Para se ter uma idéia da ordem de grandeza, estimava-se em 1992 que apenas os haveres dos fundos de pensão e das companhias de seguros dos maiores centros financeiros alcançavam cerca de US$ 5.600 bilhões.
Enquanto isso, o total médio da capitalização dos mercados emergentes era de US$ 48 bilhões na América Latina e mais ou menos o dobro na Ásia (US$ 100 bilhões). Como consequência, em tais mercados os preços são muito mais sensíveis à volatilidade dos investidores (lembrar a crise mexicana).
Existem, porém, algumas diferenças significativas entre o padrão financeiro prevalecente na Ásia e o característico da América Latina. No primeiro caso, os governos asiáticos continuaram a poder tomar dinheiro emprestado dos bancos mesmo durante a década de 80, benefício de que gozaram por terem sabido evitar a crise da dívida daquele período.
Três dos asiáticos (Malásia, Tailândia e Indonésia) receberam igualmente importantes investimentos estrangeiros diretos e, em geral, na Ásia, a maioria dos países conseguiu melhorar a situação do balanço de pagamentos.

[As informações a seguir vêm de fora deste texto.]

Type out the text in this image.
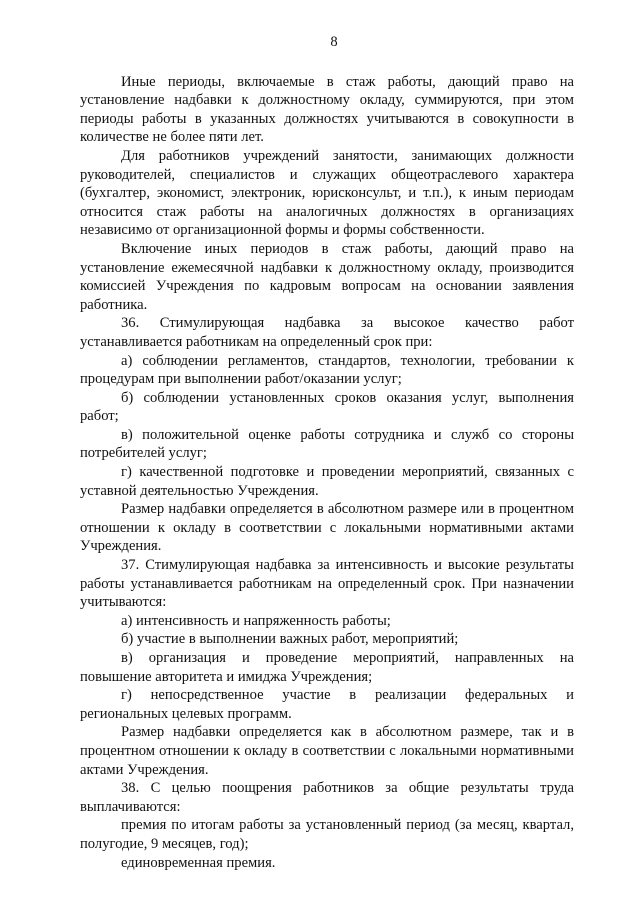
8

Иные периоды, включаемые в стаж работы, дающий право на установление надбавки к должностному окладу, суммируются, при этом периоды работы в указанных должностях учитываются в совокупности в количестве не более пяти лет.

Для работников учреждений занятости, занимающих должности руководителей, специалистов и служащих общеотраслевого характера (бухгалтер, экономист, электроник, юрисконсульт, и т.п.), к иным периодам относится стаж работы на аналогичных должностях в организациях независимо от организационной формы и формы собственности.

Включение иных периодов в стаж работы, дающий право на установление ежемесячной надбавки к должностному окладу, производится комиссией Учреждения по кадровым вопросам на основании заявления работника.

36. Стимулирующая надбавка за высокое качество работ устанавливается работникам на определенный срок при:

а) соблюдении регламентов, стандартов, технологии, требовании к процедурам при выполнении работ/оказании услуг;

б) соблюдении установленных сроков оказания услуг, выполнения работ;

в) положительной оценке работы сотрудника и служб со стороны потребителей услуг;

г) качественной подготовке и проведении мероприятий, связанных с уставной деятельностью Учреждения.

Размер надбавки определяется в абсолютном размере или в процентном отношении к окладу в соответствии с локальными нормативными актами Учреждения.

37. Стимулирующая надбавка за интенсивность и высокие результаты работы устанавливается работникам на определенный срок. При назначении учитываются:

а) интенсивность и напряженность работы;

б) участие в выполнении важных работ, мероприятий;

в) организация и проведение мероприятий, направленных на повышение авторитета и имиджа Учреждения;

г) непосредственное участие в реализации федеральных и региональных целевых программ.

Размер надбавки определяется как в абсолютном размере, так и в процентном отношении к окладу в соответствии с локальными нормативными актами Учреждения.

38. С целью поощрения работников за общие результаты труда выплачиваются:

премия по итогам работы за установленный период (за месяц, квартал, полугодие, 9 месяцев, год);

единовременная премия.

Na América Latina, em compensação, houve um agravamento dos déficits quase em todos os casos. Com exceção da Colômbia e do Chile, o ingresso de recursos externos de curto prazo para Bolsas e outros fins superou acentuadamente os investimentos diretos.
Entre 1991 e 1993, por exemplo, cerca de 70% do aporte financeiro do exterior à Ásia foi sob a forma de investimento direto, o dobro da proporção destinada à América Latina.
Nesta última, a média da poupança em relação ao PIB, que era de 23,5% (1983-90), caiu para 19,3% (1991-93), enquanto o investimento estagnava. Já nas sete economias asiáticas mais dinâmicas, registrava-se aumento de 3% na poupança externa e de 4% nos investimentos.
O incremento do aporte de capital estrangeiro na Ásia esteve, portanto, associado a uma elevação e não diminuição da poupança doméstica.
Mesmo o investimento estrangeiro que encontrou o caminho dos países latinos foi, em boa parte, empregado para a aquisição de ativos já existentes, por meio das privatizações, de preferência à expansão da capacidade produtiva.
Conforme conclui o relatório da UNCTAD, a experiência da América Latina demonstra que as duas condições centrais para alcançar estabilidade macroeconômica e crescimento duradouros são os equilíbrios fiscal e do balanço de pagamentos.
Estes, por sua vez, não devem depender excessivamente apenas dos cortes nos gastos governamentais (em lugar do aumento da receita) e da repressão artificial das importações (em vez da expansão das exportações).
No início dos anos 90, o reaparecimento de fluxos maciços de capital para a América Latina permitiu alívio temporário e camuflou a ausência de uma verdadeira solução para o problema fiscal e para o constrangimento externo.
O resultado, porém, foi um enorme aumento na vulnerabilidade da região, tal como medido pelo incremento de exportações necessário para fechar a brecha externa caso se produzisse de novo um colapso no aporte de capitais (como ocorreu na crise mexicana).
Em 1990, na América Latina como um todo, bastaria que as exportações crescessem 2,5% para cobrir o déficit. Em 1994, essa cifra tinha explodido para 25%, enquanto nas economias mais expostas (Argentina, México, Peru) ela chegava a dramáticos 50%!